There are some really lovely moments where the prince feels seen and supported in their gender, gets excited about presenting feminine, gets celebrated in a gender that they thought they would never be celebrated in. I really appreciated these moments. They were lovely and touching and hit me in the feels.
Unfortunately, for much of the story, the prince is closeted and feels like their non-binary gender is ruining their life and that they can never really be themself and be a monarch. I found the misery and self loathing painful to read, as a non-binary reader.
And then the prince gets deliberately outed as someone who wears dresses, with a series of very classic transmisogynistic tropes. I found this sequence in the story very difficult to read. I am very tired of trans and/or non-binary characters in YA getting outed.
Given the context of the story and it’s arc, the happy ending provided felt too easy and pat, and like it was geared much younger than the rest of the story. It basically seemed to present the idea that public performance of acceptance of gender difference would eradicate all transmisogyny and the prince would be free to be themself.

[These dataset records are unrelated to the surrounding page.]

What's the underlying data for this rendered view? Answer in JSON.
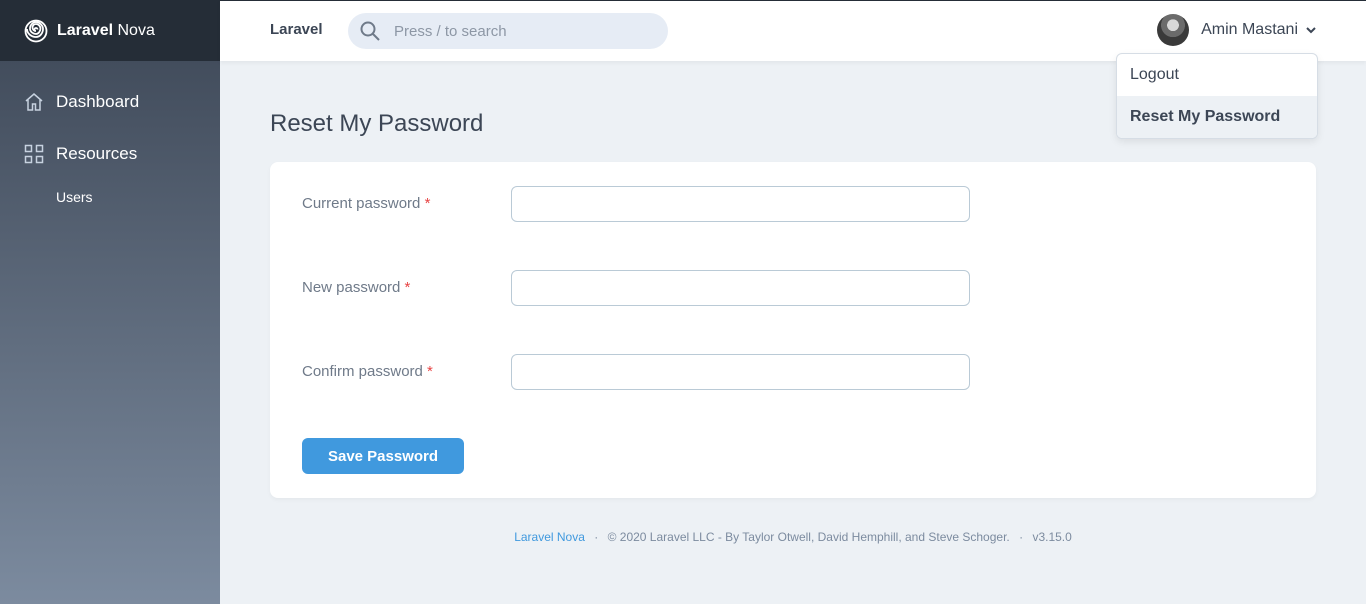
{
  "brand": {
    "bold": "Laravel",
    "light": "Nova"
  },
  "sidebar": {
    "dashboard": "Dashboard",
    "resources": "Resources",
    "users": "Users"
  },
  "header": {
    "app_name": "Laravel",
    "search_placeholder": "Press / to search",
    "user_name": "Amin Mastani"
  },
  "dropdown": {
    "logout": "Logout",
    "reset": "Reset My Password"
  },
  "page": {
    "title": "Reset My Password",
    "fields": [
      {
        "label": "Current password",
        "required": "*",
        "value": ""
      },
      {
        "label": "New password",
        "required": "*",
        "value": ""
      },
      {
        "label": "Confirm password",
        "required": "*",
        "value": ""
      }
    ],
    "save_label": "Save Password"
  },
  "footer": {
    "link": "Laravel Nova",
    "copyright": "© 2020 Laravel LLC - By Taylor Otwell, David Hemphill, and Steve Schoger.",
    "version": "v3.15.0",
    "separator": "·"
  },
  "colors": {
    "accent": "#4099de",
    "sidebar_dark": "#252d37",
    "required": "#e74444"
  }
}
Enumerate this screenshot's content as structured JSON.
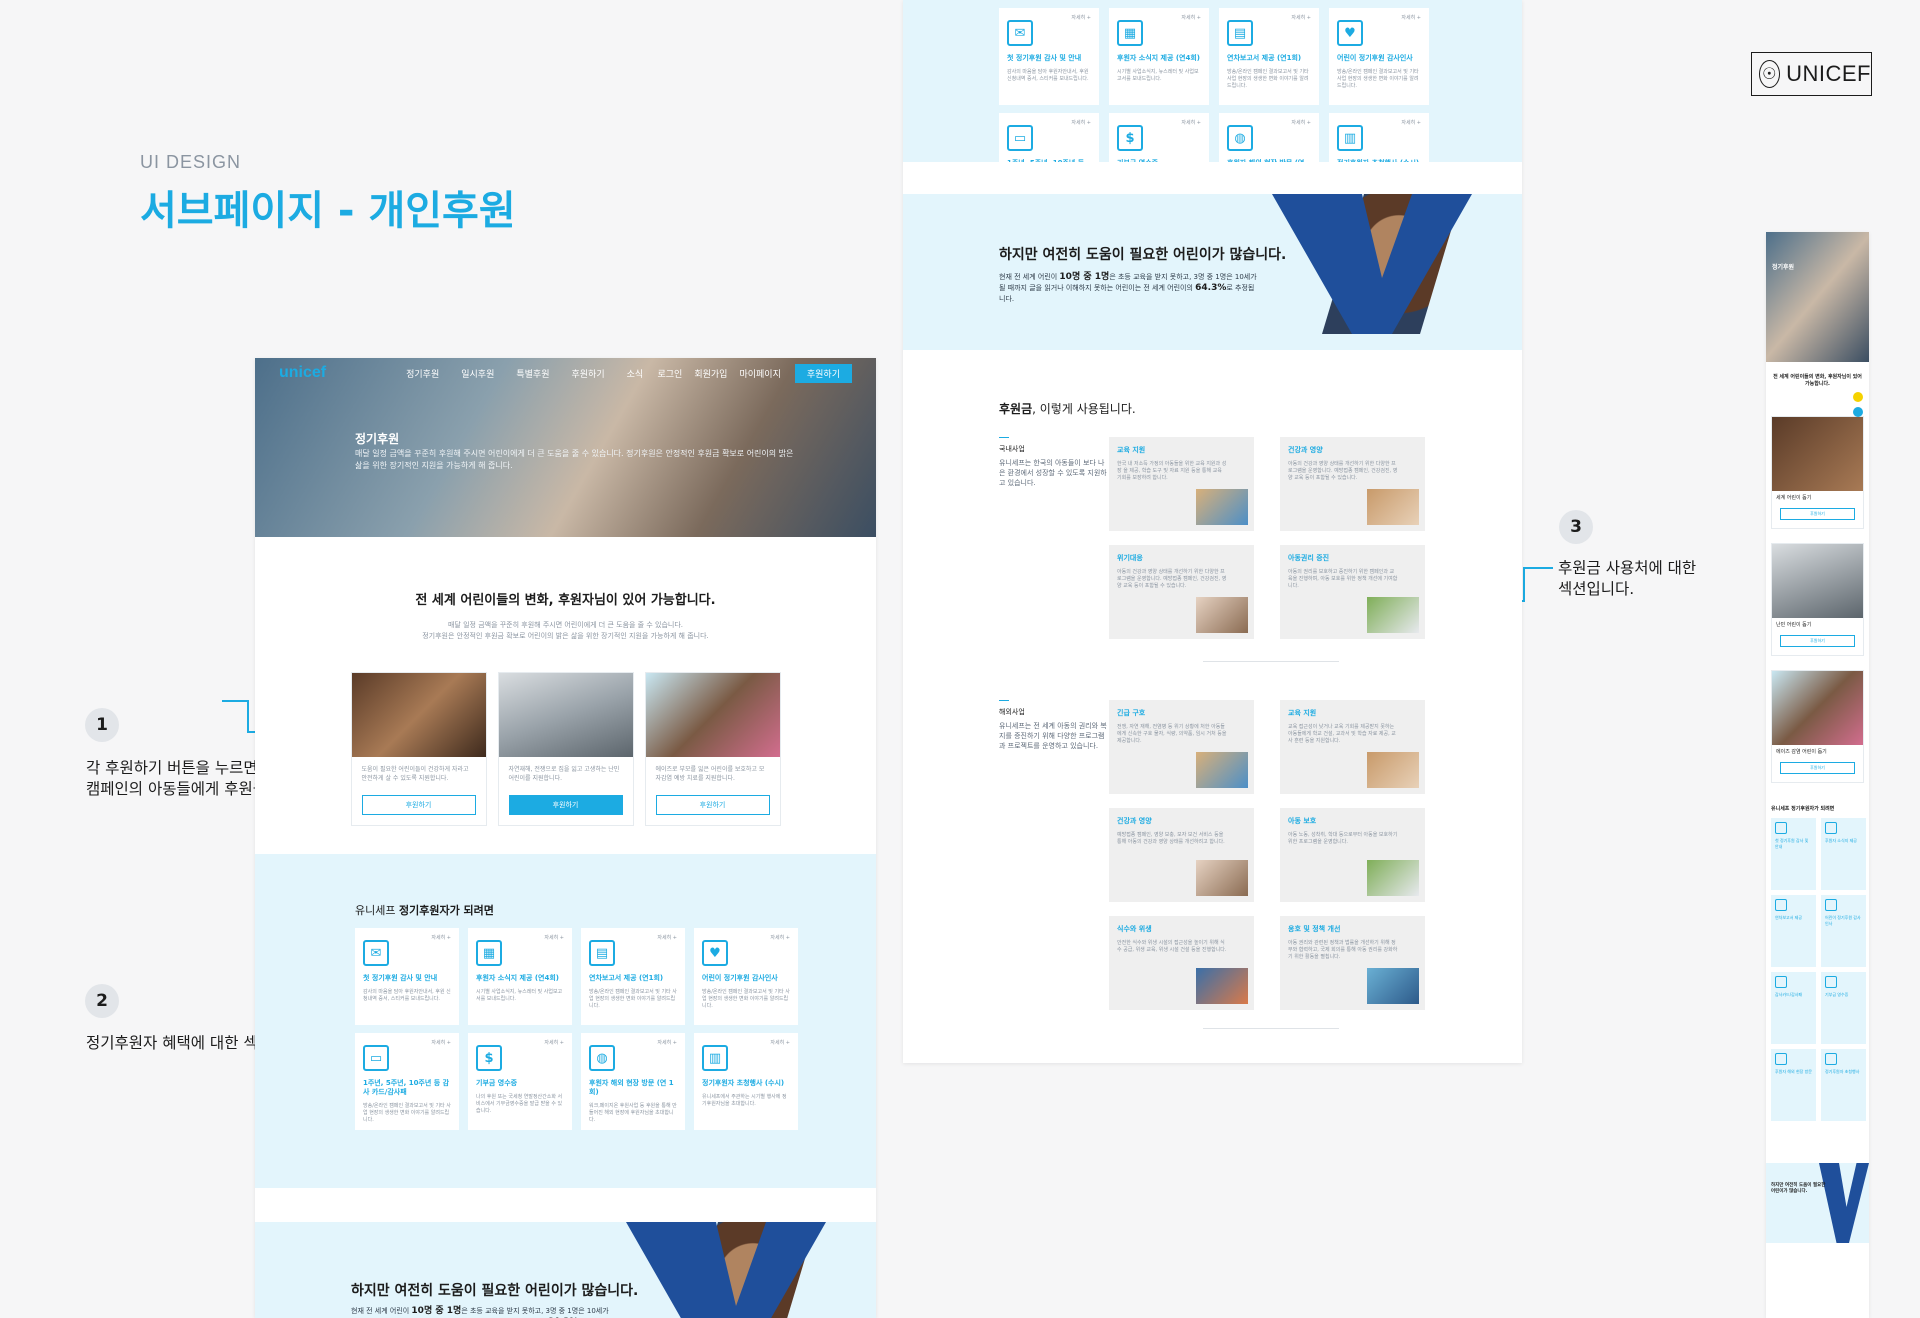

The romance that is included in the happy ending felt unearned, and like it was there to give a reason for the intimacy of the relationship between the prince and their dressmaker, and that made me sad. Supporting someone’s gender expression is intimate, and supporting someone to achieve her dream is intimate. This intimacy doesn’t need to be romantic, and it felt off to me to frame it as romance.
- Genderfluid man MC
- Asian American author
Content Warnings (in white, highlight to read)
Transmisogyny, trans hatred, self loathing around gender, transfeminine character is outed by their clothes being removed, kidnapping, parental rejection for being non-binary.
- Source of the book: ARC from the publisher
- I have had no contact with the author.